I cover interbirth intervals in great detail in my class. Here is a brief summary.
The short answer is: The range 18 – 24 months between pregnancies (delivery to conception) is the general recommended interval regardless of mode of delivery. It’s not just about the physical recovery from delivery (vaginal or cesarean.) It’s about the general stress and strain on our bodies/minds from the pregnancy, delivery, breastfeeding, and then caring for an infant.
Speaking specifically of VBACs, the concern mentioned is a possible increase of uterine rupture. ACOG’s VBAC guidelines associate short birth intervals with lower VBAC rates, but they do not mention a connection between short birth intervals and increased rates of uterine rupture. That is because the studies that ACOG cites include insufficient sample sizes and/or high rates of induction and augmentation.
Stamilio (2007) found the rate of uterine rupture when women got pregnant less than 6 months after their cesarean to be 3.05%, which was three times higher than their average rate of 0.9%. That is a very high rate of rupture, but keep in mind two things.

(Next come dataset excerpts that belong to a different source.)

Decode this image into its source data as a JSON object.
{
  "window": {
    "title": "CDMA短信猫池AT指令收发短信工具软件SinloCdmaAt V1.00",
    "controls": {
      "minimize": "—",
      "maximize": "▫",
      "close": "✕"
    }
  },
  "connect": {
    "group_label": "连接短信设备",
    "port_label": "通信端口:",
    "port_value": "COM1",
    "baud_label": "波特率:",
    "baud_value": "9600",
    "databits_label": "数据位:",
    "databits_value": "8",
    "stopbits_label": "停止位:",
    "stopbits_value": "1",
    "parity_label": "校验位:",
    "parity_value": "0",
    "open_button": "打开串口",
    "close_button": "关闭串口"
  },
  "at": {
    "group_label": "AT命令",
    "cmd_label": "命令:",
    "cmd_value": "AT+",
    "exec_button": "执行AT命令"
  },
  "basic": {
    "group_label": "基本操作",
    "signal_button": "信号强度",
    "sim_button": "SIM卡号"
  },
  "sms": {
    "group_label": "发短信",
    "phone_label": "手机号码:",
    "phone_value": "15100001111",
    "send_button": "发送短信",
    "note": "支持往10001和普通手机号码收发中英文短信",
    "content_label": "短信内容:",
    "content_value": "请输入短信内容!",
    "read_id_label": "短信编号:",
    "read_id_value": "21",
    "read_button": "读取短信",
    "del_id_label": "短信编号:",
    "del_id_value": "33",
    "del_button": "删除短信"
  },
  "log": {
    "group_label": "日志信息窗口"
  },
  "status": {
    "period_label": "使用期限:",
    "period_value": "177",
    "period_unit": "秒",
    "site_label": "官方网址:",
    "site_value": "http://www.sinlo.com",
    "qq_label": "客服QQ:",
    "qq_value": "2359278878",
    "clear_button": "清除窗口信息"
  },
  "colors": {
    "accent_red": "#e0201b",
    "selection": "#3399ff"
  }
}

First, they only had 286 women who got pregnant within 6 months of their cesarean and that is not a large enough population to measure uterine rupture which occurs about 0.4% of the time in spontaneous labors after one prior low transverse cesarean (Landon, 2004). In order to accurately measure something that happens at that rate, we need about 5,000 women for that one category.
Second, 68% of those 286 women had their labors induced or augmented which we know increases the risk of rupture (Landon, 2004).

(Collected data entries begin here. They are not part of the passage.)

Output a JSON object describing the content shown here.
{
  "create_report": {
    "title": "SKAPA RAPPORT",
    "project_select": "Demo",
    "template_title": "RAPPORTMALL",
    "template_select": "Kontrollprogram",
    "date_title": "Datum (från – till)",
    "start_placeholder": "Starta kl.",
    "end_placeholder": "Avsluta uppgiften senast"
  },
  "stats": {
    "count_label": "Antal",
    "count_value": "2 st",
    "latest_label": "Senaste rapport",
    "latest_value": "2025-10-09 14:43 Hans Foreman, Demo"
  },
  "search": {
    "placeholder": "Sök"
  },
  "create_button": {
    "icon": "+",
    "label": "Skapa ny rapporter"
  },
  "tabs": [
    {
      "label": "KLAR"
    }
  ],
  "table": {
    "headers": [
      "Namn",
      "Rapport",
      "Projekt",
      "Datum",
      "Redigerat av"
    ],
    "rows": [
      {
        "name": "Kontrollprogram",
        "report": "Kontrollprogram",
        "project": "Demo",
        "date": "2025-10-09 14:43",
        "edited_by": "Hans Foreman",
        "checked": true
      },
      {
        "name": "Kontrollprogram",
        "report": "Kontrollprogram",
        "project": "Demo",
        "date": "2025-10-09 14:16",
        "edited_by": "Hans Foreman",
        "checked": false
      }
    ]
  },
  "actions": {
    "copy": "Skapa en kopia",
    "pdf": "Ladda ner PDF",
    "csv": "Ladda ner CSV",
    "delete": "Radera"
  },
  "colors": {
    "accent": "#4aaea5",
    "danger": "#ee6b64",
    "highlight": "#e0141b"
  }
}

Stamilio (2007) stated [emphasis mine], “We hypothesized that short interpregnancy intervals may lead to altered wound healing and an increased risk of uterine rupture in patients who attempt a vaginal birth after cesarean. Our hypothesis is based on previous observational studies that suggest an association between short birth interval and increased adverse perinatal outcomes and wound-healing research that indicates that uterine smooth muscle tissue repair evolves over several months…. Importantly, there is radiographic and hysteroscopic evidence that cesarean scar development is incomplete as long as 6 or 12 months postoperatively.”
In other words, your scar is still healing and changing 6 to 12 months after your cesarean.

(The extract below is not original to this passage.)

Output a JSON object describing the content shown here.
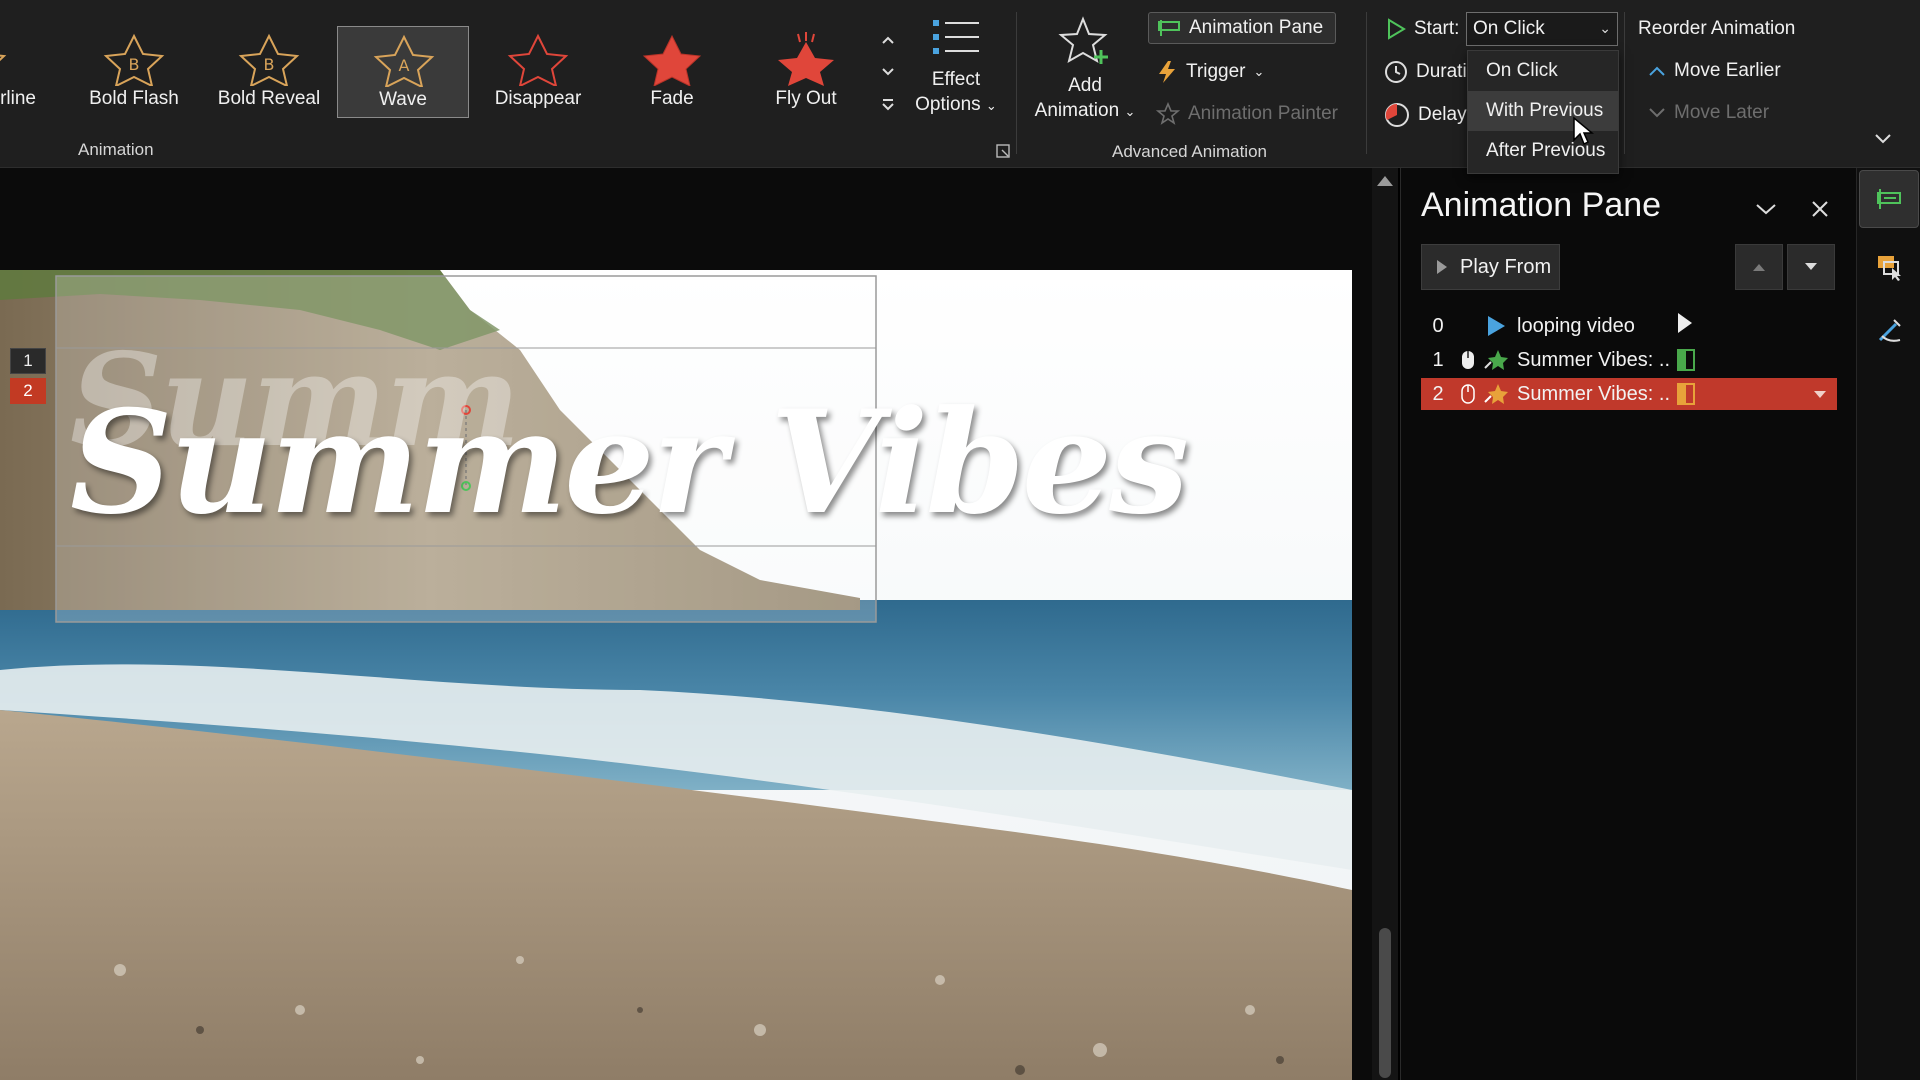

Stamilio (2007) as well as the other studies that have focused on uterine rupture by interpregnancy/interbirth intervals are rather small. It will be nice if/when larger studies are conducted so we have a better idea of the risk differential, if any, between births occurring less than 18 months post cesarean versus more than 18 months.
Does that mean that you should have a repeat cesarean if you get pregnant sooner? I don’t think we have enough information right now to make that determination.
Also keep in mind that since you have two prior vaginal births, your likelihood of VBAC success increases to over 85% (Landon, 2005).
You can read more by looking through my bibliography. Search for the terms ‘interbirth’ (time between cesarean birth and subsequent birth) and ‘interpregnacy’ (time between beginning of cesarean pregnancy and the beginning of subsequent pregnancies.)
Best of luck with your decision!
Stamilio, D. M., DeFranco, E., Pare, E., Odibo, A. O., Peipert, J. F., Allsworth, J. E., et al. (2007). Short Interpregnancy Interval: Risk of Uterine Rupture and Complications of Vaginal Birth After Cesarean Delivery. Obstetrics & Gynecology , 110 (5), 1075-1082.